Butternut Squash Risotto with Baby SpinachServes Approximately 4, can be doubled for heartier portions or leftovers
Note: My recipe uses a hybrid method that still toasts the rice but dumps the liquid in half at a time. Feel free to follow whatever recipe technique you like from the links above. They should all work with this set of ingredients.
1 cup Risotto Rice (Arborio or Carnaroli)
4 cups chicken broth, heated to a simmer
1 pound of butternut squash, cubed into 1-inch pieces
2 to 3 generous handfuls of fresh baby spinach
1/2 small onion, minced
1/2 cup of white wine (optional)
2 tablespoons of oil
3 to 4 tablespoons butter (to taste)
1/2 cup grated Parmesan Cheese plus extra for serving
salt and pepper (to taste)
Simmering Hot Water (extra for thinning the sauce)
- In a large heavy-bottom pot (wider is better than narrow), heat the oil and gently sweat the onions and a pinch of salt until they begin to soften.
- Add the rice to the pan and stir to coat evenly with oil. Add extra oil if it seems to need it. Cook, stirring constantly until the rice turns a little translucent without browning.
- If using wine, add the wine to the pan and simmer for a minute or two to cook out some of the alcohol. Add about half the cooking liquid and reduce to a bubbling simmer. Add the butternut squash. Stir periodically to prevent sticking and loosen some of the starch.
- Allow risotto to simmer until most of the liquid is absorbed and it is the consistency of porridge or oatmeal. Add the remaining liquid and continue simmering.
- When it begins to look like a loose porridge again, taste a few grains of rice.
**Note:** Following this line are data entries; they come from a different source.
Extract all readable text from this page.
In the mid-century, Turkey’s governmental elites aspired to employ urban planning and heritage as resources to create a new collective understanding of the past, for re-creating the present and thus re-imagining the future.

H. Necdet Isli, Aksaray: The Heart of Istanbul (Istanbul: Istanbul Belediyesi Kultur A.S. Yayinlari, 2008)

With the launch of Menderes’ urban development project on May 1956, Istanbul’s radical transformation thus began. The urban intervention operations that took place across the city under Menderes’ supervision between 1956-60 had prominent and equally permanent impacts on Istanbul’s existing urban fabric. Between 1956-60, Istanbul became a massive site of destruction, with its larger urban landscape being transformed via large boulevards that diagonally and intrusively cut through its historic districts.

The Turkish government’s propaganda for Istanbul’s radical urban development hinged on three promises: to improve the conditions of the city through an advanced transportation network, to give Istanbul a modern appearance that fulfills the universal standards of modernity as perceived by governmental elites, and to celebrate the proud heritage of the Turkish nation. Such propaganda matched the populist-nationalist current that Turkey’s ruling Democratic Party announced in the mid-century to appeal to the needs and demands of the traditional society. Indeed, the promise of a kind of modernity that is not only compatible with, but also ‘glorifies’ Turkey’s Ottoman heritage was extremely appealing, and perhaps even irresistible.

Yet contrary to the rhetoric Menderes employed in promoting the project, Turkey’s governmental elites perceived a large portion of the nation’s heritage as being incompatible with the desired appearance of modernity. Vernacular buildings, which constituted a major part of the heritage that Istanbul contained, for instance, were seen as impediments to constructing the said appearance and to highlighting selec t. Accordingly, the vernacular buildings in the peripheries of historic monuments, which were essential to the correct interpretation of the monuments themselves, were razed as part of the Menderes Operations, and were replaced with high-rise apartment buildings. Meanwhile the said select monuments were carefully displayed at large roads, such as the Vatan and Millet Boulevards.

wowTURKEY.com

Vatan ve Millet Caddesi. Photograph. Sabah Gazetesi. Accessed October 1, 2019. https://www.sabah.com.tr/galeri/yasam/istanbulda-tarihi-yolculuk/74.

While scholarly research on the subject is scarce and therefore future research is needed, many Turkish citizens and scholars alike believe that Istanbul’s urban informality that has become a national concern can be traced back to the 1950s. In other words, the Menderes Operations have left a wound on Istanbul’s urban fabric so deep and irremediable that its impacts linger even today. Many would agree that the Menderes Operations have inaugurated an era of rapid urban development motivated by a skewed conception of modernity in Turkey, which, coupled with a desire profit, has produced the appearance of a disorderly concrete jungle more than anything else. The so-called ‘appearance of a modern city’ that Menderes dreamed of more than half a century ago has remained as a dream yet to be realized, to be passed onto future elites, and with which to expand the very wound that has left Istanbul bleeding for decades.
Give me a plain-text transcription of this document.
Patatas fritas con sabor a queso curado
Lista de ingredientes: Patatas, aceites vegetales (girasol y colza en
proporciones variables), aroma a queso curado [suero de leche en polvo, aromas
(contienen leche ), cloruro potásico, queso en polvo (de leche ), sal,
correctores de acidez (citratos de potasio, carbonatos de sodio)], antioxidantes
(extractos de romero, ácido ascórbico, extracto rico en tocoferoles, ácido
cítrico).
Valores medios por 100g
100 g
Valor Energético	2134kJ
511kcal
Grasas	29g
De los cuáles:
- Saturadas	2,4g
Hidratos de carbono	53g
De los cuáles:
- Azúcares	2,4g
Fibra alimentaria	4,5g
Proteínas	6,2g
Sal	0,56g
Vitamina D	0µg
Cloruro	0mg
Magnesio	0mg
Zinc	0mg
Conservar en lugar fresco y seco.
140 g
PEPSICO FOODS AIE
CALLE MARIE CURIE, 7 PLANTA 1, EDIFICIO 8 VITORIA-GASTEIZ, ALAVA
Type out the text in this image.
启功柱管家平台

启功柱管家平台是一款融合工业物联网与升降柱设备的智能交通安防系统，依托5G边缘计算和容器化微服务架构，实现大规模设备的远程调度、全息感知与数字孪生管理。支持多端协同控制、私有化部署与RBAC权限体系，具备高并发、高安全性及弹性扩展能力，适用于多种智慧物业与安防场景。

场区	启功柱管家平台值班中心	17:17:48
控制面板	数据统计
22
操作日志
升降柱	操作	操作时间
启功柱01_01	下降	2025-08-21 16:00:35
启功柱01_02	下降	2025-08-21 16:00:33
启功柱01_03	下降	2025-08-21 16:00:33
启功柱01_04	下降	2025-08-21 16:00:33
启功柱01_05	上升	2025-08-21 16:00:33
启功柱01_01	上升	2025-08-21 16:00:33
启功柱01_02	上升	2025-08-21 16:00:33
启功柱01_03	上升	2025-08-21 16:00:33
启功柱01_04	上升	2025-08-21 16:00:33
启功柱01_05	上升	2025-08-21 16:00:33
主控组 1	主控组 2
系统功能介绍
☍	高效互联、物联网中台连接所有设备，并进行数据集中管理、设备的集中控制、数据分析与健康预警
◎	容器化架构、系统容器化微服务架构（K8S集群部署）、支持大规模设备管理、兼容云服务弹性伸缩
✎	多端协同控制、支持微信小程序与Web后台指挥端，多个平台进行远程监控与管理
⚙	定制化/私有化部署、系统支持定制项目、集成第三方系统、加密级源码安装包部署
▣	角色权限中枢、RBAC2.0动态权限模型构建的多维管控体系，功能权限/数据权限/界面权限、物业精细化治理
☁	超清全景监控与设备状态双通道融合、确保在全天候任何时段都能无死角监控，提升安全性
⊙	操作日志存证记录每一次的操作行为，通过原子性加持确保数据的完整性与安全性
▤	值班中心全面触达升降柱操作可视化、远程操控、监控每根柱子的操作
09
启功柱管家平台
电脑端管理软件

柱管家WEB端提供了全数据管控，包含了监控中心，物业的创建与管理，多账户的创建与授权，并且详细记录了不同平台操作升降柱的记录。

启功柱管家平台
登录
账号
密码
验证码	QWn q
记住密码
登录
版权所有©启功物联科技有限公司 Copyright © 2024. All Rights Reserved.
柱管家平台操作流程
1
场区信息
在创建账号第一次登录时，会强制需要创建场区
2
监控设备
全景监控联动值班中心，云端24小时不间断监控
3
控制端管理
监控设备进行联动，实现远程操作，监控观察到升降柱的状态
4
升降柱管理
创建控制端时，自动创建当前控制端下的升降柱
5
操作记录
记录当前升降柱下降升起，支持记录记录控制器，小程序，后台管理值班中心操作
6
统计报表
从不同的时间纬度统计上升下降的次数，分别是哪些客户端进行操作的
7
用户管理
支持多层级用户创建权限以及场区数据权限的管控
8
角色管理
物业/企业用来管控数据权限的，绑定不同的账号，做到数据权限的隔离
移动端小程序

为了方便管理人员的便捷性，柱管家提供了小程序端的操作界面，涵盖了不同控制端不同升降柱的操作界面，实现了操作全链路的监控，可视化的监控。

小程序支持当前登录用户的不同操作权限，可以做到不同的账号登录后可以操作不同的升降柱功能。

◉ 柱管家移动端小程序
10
They should be a little chewy but not crunchy. If they aren't done, add a little hot water and continue cooking until they're just right. Add pepper and adjust salt if necessary.
- Remove the pot from the heat. Add the butter a tablespoon at a time, stirring vigorously to melt it in without creating an oil slick. The risotto will get creamier and begin to look shiny. It may continue to thicken and the butternut will break-up or dissolve a bit. Stir-in the cheese, then stir-in the spinach and let it wilt.
- If the finished risotto is thick like mashed potatoes, stir-in a little more hot water before serving. It should flow off of a spoon without being soupy. Serve in shallow bowls with extra grated cheese on top.
- Hard vegetables should be cooked with the rice but frozen vegetables like peas and cooked meats can be stirred-in at the end just like the spinach and warmed through.
- Larger vegetables like broccoli florets are best cooked separately and served on top of the risotto or gently stirred in at the last minute so they don't break-up. The same goes for chunks of fish.
- You can make risotto with plain water, but varying the liquids will make interesting flavors. Swap out chicken stock for vegetable or beef broth. Switch in red wine for white for a pink risotto. Saute some mushrooms with the onions or use the liquid from soaking dried mushrooms for a deep meaty flavor without added meat.